I upgraded a couple months ago from 1 175w MH mogul to two 250w MH clip in. The lights a 12" above the top of the tank, and the tank is 28" deep. Temp is around 82.
 
After looking at your clam, it appears to be dying. Once they pull their mantles in like that, they are dead or all most dead. Does it responded to touch or shadows?

How long have you had it?

How did you acclimate it?

What kind of lights was it under when you got it?
 
I have had it for almost 3 years.

For the lights I started with just one pendant on for four hour and increased it by fifteen minutes daily. Once it was at 10 hours I turned both lights on and started back down to four hours. I've slower with the lights since my BTA's started to bleach. At the 3 week point the lights are only on for 6.5 hours at this point.

I also have not added anything new for over a month, and that was just some pink Zoa's and a ricordia.
 
The Reason

The Reason

I use a floating glass bobber type hydrometer. It turned out that the paper inside the hydrometer that tells me where my salinity is at slid down the tube. So when I thought I was at 1.025, it was realy at 1.029. I just started to slowly reduce the salinity levels and I can already see a difference in my other corals. I just hope my clam isn't so stressed that it wont make it.
 
You might want to purchase a refractometer.. Swing arm and floating hydrometers are so unreliable.
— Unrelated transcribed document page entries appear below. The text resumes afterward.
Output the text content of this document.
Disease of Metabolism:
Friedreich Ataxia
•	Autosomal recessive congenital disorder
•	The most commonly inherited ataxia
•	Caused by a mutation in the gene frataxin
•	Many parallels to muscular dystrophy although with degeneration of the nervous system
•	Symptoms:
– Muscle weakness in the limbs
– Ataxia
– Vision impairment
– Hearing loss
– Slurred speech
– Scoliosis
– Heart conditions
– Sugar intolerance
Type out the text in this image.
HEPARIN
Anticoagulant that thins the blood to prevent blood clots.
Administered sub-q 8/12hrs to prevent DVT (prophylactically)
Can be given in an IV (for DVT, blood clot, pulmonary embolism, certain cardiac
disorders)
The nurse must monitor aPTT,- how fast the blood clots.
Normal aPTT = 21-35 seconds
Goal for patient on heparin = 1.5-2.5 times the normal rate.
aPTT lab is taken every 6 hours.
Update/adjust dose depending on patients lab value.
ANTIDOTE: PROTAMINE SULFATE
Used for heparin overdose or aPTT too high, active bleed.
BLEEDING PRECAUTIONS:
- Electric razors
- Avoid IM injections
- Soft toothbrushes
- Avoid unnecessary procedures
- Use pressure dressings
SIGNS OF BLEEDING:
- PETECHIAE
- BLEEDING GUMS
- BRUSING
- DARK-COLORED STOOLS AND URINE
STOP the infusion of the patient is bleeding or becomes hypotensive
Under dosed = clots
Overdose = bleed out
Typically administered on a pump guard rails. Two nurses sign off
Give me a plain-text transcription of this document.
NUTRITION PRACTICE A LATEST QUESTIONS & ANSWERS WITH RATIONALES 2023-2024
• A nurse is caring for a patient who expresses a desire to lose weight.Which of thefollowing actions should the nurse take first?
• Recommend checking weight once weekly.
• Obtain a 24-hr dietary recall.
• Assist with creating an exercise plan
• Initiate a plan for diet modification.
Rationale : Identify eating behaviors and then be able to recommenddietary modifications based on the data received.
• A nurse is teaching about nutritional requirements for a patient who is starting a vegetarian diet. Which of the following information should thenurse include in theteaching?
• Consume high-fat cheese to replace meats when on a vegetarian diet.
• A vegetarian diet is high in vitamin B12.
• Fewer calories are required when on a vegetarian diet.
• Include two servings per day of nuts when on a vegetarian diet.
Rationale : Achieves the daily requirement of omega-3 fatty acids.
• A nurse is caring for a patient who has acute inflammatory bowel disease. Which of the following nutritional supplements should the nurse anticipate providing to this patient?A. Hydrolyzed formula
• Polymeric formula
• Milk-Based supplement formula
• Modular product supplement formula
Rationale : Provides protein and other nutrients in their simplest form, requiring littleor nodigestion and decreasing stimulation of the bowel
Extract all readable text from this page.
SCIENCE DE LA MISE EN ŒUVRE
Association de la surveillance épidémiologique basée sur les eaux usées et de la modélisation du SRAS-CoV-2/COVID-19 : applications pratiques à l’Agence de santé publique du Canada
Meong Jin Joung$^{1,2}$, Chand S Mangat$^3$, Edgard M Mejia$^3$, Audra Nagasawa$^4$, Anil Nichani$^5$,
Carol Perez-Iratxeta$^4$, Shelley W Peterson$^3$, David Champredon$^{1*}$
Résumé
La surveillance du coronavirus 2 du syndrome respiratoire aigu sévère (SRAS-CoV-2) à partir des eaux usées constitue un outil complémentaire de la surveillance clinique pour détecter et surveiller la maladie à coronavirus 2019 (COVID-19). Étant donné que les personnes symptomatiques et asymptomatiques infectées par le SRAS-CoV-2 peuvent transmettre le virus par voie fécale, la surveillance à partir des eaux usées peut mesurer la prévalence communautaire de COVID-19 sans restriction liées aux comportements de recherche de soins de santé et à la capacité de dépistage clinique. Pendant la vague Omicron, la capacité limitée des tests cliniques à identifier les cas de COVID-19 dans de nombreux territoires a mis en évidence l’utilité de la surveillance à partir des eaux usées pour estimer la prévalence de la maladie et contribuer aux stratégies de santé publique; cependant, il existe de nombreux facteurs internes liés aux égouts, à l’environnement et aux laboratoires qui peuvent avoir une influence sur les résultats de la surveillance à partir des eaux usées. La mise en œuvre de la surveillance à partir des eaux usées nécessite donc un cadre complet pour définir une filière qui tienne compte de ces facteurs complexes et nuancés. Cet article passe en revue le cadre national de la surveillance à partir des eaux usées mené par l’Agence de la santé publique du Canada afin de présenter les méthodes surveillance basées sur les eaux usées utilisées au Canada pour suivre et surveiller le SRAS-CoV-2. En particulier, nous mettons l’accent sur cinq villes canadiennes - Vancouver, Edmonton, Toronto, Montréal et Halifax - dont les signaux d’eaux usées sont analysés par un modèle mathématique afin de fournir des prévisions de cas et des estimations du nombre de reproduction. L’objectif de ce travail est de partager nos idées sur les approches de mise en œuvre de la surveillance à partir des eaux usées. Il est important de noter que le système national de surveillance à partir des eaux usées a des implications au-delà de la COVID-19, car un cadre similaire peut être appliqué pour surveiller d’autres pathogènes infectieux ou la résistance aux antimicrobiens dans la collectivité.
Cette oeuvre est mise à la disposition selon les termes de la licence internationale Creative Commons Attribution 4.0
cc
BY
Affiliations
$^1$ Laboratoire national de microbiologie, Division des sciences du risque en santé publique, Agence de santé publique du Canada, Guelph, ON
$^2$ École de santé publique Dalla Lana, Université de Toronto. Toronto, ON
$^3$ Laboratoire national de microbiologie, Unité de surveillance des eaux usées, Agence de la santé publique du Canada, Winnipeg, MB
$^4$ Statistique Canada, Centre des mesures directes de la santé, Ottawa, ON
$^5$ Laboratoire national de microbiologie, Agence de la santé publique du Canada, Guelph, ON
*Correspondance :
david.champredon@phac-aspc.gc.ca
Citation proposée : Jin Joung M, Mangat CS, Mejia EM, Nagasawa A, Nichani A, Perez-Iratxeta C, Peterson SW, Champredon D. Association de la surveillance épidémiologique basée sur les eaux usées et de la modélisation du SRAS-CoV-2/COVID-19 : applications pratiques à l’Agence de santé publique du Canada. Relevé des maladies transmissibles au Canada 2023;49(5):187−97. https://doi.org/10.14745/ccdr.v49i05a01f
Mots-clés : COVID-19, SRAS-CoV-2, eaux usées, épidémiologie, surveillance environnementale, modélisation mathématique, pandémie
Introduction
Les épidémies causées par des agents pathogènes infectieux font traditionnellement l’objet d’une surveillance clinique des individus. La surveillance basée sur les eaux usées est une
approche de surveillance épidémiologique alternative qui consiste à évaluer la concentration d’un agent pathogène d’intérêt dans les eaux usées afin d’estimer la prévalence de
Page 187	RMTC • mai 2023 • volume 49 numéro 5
My old swing arm was off by 0.002..
 
Inverts are more sensitive to salinty changes. I would recommend slowly dropping your salinty levels.
 
I have a 45 gallon tank and I swapped a gallon of water out every hour since this morning. The clam is already showing sign of improvement by raising out of its shell.

My LFS has refractometers and I was looking at one today (that what was used to discovey my issue). I probably will get one within the month.
 
You might want to purchase a refractometer.. Swing arm and floating hydrometers are so unreliable

Swing arms are calibrated for 60 degree temps...Compare the swing arm against a refractometer and you are in business.